5.Last Word Clause
Cumpre registrar que, quando se tem efetuado a atípica intimação da acusação para apresentar “réplica” à resposta à acusação, não se tem intimado a defesa para apresentação de “tréplica”.
Ao assim proceder, também se viola o direito à última palavra, corolário da ampla defesa, que remonta à Lei da Traição (Treason Act) inglesa de 1669, consagrando-o como componente indispensável da defesa técnica no processo penal.[7]
Sobre o tema, válido colacionar precisa lição de Ada Pellegrinni Grinover[8]:
“Também é da essência do contraditório penal o direito que tem a defesa a manifestar-se por último. Isso não representa qualquer privilégio, mas tão-somente consequência lógica do ônus da acusação em demonstrar a procedência da imputação, através de provas e alegações. Assim, para que todos os argumentos acusatórios possam ser refutados, é indispensável que se conceda à defesa a última palavra, antes do pronunciamento judicial. Neste sentido, prevê-se nas audiências do procedimento ordinário (art. 403) ou da primeira fase do júri (art. 411, §4°) alegações orais pela acusação e depois pela defesa. Em caso de alegações escritas os prazos para a acusação e para a defesa serão sucessivos no procedimento ordinário conforme arts. 403 e 404.
A inversão na ordem de apresentação das alegações, ou a concessão de nova oportunidade de manifestação ao acusador, sem a posterior resposta do réu, constituirá evidente cerceamento do direito de defesa e, portanto, nulidade absoluta por violação de preceito constitucional.”

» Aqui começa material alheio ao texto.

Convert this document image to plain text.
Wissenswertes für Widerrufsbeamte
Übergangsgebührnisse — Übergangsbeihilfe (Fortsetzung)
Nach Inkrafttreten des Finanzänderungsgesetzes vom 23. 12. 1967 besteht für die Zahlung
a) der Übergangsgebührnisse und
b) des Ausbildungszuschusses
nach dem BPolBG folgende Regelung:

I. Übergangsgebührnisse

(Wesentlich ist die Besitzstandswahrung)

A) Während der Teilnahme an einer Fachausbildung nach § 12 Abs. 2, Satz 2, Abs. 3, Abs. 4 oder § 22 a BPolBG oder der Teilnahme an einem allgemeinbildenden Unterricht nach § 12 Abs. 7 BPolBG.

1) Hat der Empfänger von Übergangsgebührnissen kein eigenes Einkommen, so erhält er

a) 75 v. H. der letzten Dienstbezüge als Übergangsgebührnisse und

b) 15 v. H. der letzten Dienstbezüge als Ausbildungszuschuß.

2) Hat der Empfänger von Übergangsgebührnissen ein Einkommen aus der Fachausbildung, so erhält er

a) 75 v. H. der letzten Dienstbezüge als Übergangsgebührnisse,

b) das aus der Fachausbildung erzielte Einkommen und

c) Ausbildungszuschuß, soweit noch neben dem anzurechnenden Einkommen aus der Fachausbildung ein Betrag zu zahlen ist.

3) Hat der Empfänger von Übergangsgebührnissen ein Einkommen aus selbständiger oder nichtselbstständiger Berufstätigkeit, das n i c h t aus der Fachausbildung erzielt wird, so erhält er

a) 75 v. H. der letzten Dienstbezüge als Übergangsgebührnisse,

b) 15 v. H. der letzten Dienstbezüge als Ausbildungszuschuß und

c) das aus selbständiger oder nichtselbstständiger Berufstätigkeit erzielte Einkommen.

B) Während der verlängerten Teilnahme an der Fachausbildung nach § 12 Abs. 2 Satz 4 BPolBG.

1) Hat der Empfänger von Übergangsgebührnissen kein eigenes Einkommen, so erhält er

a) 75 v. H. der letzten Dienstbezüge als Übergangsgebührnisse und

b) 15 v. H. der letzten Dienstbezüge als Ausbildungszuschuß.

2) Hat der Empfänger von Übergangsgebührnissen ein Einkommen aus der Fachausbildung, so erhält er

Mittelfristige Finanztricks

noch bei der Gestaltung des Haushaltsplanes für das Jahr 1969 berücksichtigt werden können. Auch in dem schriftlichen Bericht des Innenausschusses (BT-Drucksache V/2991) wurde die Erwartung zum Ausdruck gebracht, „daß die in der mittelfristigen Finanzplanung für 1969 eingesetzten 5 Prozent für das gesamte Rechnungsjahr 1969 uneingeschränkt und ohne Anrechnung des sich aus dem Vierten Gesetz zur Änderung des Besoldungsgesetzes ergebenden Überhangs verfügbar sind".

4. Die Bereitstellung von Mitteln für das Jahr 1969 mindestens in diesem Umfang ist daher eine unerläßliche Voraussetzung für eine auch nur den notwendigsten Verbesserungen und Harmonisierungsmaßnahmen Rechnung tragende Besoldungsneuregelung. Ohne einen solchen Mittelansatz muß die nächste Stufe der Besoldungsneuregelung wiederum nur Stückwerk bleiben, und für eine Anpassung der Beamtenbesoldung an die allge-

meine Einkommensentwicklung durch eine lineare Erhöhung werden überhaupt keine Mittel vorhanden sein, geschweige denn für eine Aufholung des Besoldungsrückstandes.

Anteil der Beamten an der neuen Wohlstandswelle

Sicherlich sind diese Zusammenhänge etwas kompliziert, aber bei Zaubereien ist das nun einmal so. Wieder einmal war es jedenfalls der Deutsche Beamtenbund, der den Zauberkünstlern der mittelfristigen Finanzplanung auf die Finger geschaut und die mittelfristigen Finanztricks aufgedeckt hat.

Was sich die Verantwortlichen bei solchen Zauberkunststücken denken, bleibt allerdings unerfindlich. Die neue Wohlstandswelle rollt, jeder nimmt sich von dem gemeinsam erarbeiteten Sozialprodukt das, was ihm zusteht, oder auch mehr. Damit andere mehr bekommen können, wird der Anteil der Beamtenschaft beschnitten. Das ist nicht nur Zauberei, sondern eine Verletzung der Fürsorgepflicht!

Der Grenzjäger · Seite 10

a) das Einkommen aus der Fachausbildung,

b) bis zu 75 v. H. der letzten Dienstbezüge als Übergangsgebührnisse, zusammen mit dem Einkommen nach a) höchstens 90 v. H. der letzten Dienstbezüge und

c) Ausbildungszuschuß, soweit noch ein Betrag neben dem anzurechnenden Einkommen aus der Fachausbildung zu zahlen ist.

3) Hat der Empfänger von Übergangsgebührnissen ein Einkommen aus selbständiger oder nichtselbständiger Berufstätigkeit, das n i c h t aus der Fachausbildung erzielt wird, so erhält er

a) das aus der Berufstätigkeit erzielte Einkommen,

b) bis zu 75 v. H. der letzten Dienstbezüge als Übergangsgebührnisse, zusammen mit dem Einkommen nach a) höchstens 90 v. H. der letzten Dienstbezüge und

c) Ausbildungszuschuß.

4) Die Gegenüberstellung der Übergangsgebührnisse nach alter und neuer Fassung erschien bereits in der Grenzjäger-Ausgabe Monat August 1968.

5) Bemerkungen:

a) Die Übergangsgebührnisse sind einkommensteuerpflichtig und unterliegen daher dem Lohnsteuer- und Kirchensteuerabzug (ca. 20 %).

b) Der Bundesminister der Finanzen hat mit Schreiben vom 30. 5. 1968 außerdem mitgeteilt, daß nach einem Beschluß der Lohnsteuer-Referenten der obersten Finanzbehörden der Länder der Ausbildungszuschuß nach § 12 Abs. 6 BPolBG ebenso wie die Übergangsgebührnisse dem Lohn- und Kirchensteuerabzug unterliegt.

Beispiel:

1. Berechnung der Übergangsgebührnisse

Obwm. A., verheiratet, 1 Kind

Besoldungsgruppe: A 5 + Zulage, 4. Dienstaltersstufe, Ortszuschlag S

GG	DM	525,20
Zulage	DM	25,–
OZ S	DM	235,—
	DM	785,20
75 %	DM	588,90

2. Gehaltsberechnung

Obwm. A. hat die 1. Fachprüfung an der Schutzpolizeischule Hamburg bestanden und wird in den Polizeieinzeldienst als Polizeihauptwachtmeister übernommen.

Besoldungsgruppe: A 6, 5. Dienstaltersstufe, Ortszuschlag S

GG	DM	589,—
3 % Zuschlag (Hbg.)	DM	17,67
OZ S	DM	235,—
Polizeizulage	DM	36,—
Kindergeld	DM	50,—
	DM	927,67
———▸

No mesmo sentido, em comentário ao HC 105.739, aduzem Leandro Ayres França e Michelangelo Corsetti[9]:
A fixação de uma ordem procedimental acusação-defesa visa a proteger exatamente a essencial contradição dialética do processo, tão necessária para o magistrado construir sua decisão como, nas palavras de Francesco Carnelutti, o oxigênio no ar que respiramos.

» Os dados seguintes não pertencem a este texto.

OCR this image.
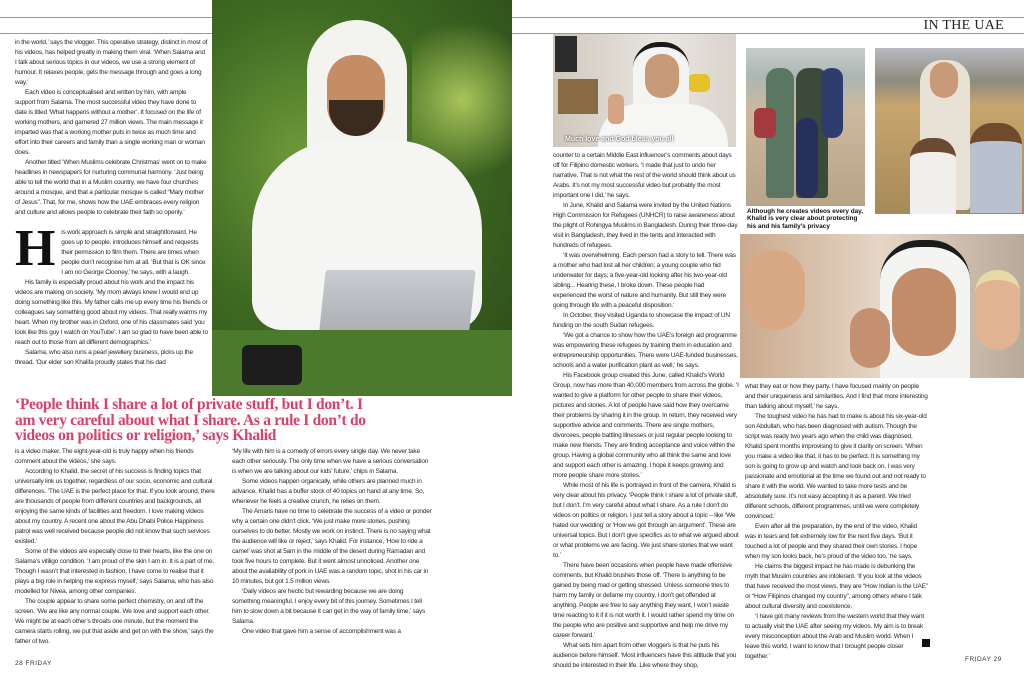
IN THE UAE

in the world,’ says the vlogger. This operative strategy, distinct in most of his videos, has helped greatly in making them viral. ‘When Salama and I talk about serious topics in our videos, we use a strong element of humour. It relaxes people, gets the message through and goes a long way.’

Each video is conceptualised and written by him, with ample support from Salama. The most successful video they have done to date is titled ‘What happens without a mother’. It focused on the life of working mothers, and garnered 27 million views. The main message it imparted was that a working mother puts in twice as much time and effort into their careers and family than a single working man or woman does.

Another titled ‘When Muslims celebrate Christmas’ went on to make headlines in newspapers for nurturing communal harmony. ‘Just being able to tell the world that in a Muslim country, we have four churches around a mosque, and that a particular mosque is called “Mary mother of Jesus”. That, for me, shows how the UAE embraces every religion and culture and allows people to celebrate their faith so openly.’

His work approach is simple and straightforward. He goes up to people, introduces himself and requests their permission to film them. There are times when people don’t recognise him at all. ‘But that is OK since I am no George Clooney,’ he says, with a laugh.

His family is especially proud about his work and the impact his videos are making on society. ‘My mom always knew I would end up doing something like this. My father calls me up every time his friends or colleagues say something good about my videos. That really warms my heart. When my brother was in Oxford, one of his classmates said ‘you look like this guy I watch on YouTube’. I am so glad to have been able to reach out to those from all different demographics.’

Salama, who also runs a pearl jewellery business, picks up the thread. ‘Our elder son Khalifa proudly states that his dad

‘People think I share a lot of private stuff, but I don’t. I am very careful about what I share. As a rule I don’t do videos on politics or religion,’ says Khalid

is a video maker. The eight-year-old is truly happy when his friends comment about the videos,’ she says.

According to Khalid, the secret of his success is finding topics that universally link us together, regardless of our socio, economic and cultural differences. ‘The UAE is the perfect place for that. If you look around, there are thousands of people from different countries and backgrounds, all enjoying the same kinds of facilities and freedom. I love making videos about my country. A recent one about the Abu Dhabi Police Happiness patrol was well received because people did not know that such services existed.’

Some of the videos are especially close to their hearts, like the one on Salama’s vitiligo condition. ‘I am proud of the skin I am in. It is a part of me. Though I wasn’t that interested in fashion, I have come to realise that it plays a big role in helping me express myself,’ says Salama, who has also modelled for Nivea, among other companies.

The couple appear to share some perfect chemistry, on and off the screen. ‘We are like any normal couple. We love and support each other. We might be at each other’s throats one minute, but the moment the camera starts rolling, we put that aside and get on with the show,’ says the father of two.

‘My life with him is a comedy of errors every single day. We never take each other seriously. The only time when we have a serious conversation is when we are talking about our kids’ future,’ chips in Salama.

Some videos happen organically, while others are planned much in advance. Khalid has a buffer stock of 40 topics on hand at any time. So, whenever he feels a creative crunch, he relies on them.

The Amaris have no time to celebrate the success of a video or ponder why a certain one didn’t click. ‘We just make more stories, pushing ourselves to do better. Mostly we work on instinct. There is no saying what the audience will like or reject,’ says Khalid. For instance, ‘How to ride a camel’ was shot at 5am in the middle of the desert during Ramadan and took five hours to complete. But it went almost unnoticed. Another one about the availability of pork in UAE was a random topic, shot in his car in 10 minutes, but got 1.5 million views.

‘Daily videos are hectic but rewarding because we are doing something meaningful. I enjoy every bit of this journey. Sometimes I tell him to slow down a bit because it can get in the way of family time,’ says Salama.

One video that gave him a sense of accomplishment was a

28 FRIDAY
Much love and God bless you all
Although he creates videos every day, Khalid is very clear about protecting his and his family’s privacy

counter to a certain Middle East influencer’s comments about days off for Filipino domestic workers. ‘I made that just to undo her narrative. That is not what the rest of the world should think about us Arabs. It’s not my most successful video but probably the most important one I did,’ he says.

In June, Khalid and Salama were invited by the United Nations High Commission for Refugees (UNHCR) to raise awareness about the plight of Rohingya Muslims in Bangladesh. During their three-day visit in Bangladesh, they lived in the tents and interacted with hundreds of refugees.

‘It was overwhelming. Each person had a story to tell. There was a mother who had lost all her children; a young couple who hid underwater for days; a five-year-old looking after his two-year-old sibling... Hearing these, I broke down. These people had experienced the worst of nature and humanity. But still they were going through life with a peaceful disposition.’

In October, they visited Uganda to showcase the impact of UN funding on the south Sudan refugees.

‘We got a chance to show how the UAE’s foreign aid programme was empowering these refugees by training them in education and entrepreneurship opportunities. There were UAE-funded businesses, schools and a water purification plant as well,’ he says.

His Facebook group created this June, called Khalid’s World Group, now has more than 40,000 members from across the globe. ‘I wanted to give a platform for other people to share their videos, pictures and stories. A lot of people have said how they overcame their problems by sharing it in the group. In return, they received very supportive advice and comments. There are single mothers, divorcees, people battling illnesses or just regular people looking to make new friends. They are finding acceptance and voice within the group. Having a global community who all think the same and love and support each other is amazing. I hope it keeps growing and more people share more stories.’

While most of his life is portrayed in front of the camera, Khalid is very clear about his privacy. ‘People think I share a lot of private stuff, but I don’t. I’m very careful about what I share. As a rule I don’t do videos on politics or religion. I just tell a story about a topic – like ‘We hated our wedding’ or ‘How we got through an argument’. These are universal topics. But I don’t give specifics as to what we argued about or what problems we are facing. We just share stories that we want to.’

There have been occasions when people have made offensive comments, but Khalid brushes those off. ‘There is anything to be gained by being mad or getting stressed. Unless someone tries to harm my family or defame my country, I don’t get offended at anything. People are free to say anything they want, I won’t waste time reacting to it if it is not worth it. I would rather spend my time on the people who are positive and supportive and help me drive my career forward.’

What sets him apart from other vloggers is that he puts his audience before himself. ‘Most influencers have this attitude that you should be interested in their life. Like where they shop,

what they eat or how they party. I have focused mainly on people and their uniqueness and similarities. And I find that more interesting than talking about myself,’ he says.

The toughest video he has had to make is about his six-year-old son Abdullah, who has been diagnosed with autism. Though the script was ready two years ago when the child was diagnosed, Khalid spent months improvising to give it clarity on screen. ‘When you make a video like that, it has to be perfect. It is something my son is going to grow up and watch and look back on. I was very passionate and emotional at the time we found out and not ready to share it with the world. We wanted to take more tests and be absolutely sure. It’s not easy accepting it as a parent. We tried different schools, different programmes, until we were completely convinced.’

Even after all the preparation, by the end of the video, Khalid was in tears and felt extremely low for the next five days. ‘But it touched a lot of people and they shared their own stories. I hope when my son looks back, he’s proud of the video too,’ he says.

He claims the biggest impact he has made is debunking the myth that Muslim countries are intolerant. ‘If you look at the videos that have received the most views, they are “How Indian is the UAE” or “How Filipinos changed my country”, among others where I talk about cultural diversity and coexistence.

‘I have got many reviews from the western world that they want to actually visit the UAE after seeing my videos. My aim is to break every misconception about the Arab and Muslim world. When I leave this world, I want to know that I brought people closer together.’	FRIDAY 29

Conclui-se, então, que, ao inverter a ordem procedimental e conferir à acusação a última palavra antes de decidir acerca de possível absolvição sumária, a decisão judicial torna-se eivada de nulidade.
6. Conclusão
Nesse cenário, verifica-se que a prática de intimar o representante da acusação para manifestar-se após a apresentação de resposta à acusação pela defesa, principalmente sem conceder à defesa nova vista dos autos, é nula.
A utilização do contraditório como justificativa para tal prática, consiste, em verdade, na deturpação de seu sentido, posto que não pode servir de escudo para a violação à ampla defesa e ao devido processo legal.
Isso posto, para que não se viole garantias processuais tão relevantes, espera-se que a jurisprudência pátria, ainda oscilante, firme-se no sentido do reconhecimento da nulidade de tal prática.
Notas
[1] A resposta à acusação prevista no art. 396 do CPP não possui uma uniforme denominação, havendo quem a chame de defesa prévia, defesa preliminar, resposta à acusação e resposta escrita.
[2] BARROS, Flaviane de Magalhães. (Re)forma do processo penal: comentários críticos dos artigos modificados pelas leis n° 11.690/08 e n° 11.719/08. Belo Horizonte: Del Rey, 2008, p. 119/120.
[3] FERNANDES, Antonio Scarance. Processo Penal Constitucional. 6° Ed. São Paulo: Revista dos Tribunais, 2010, p. 57.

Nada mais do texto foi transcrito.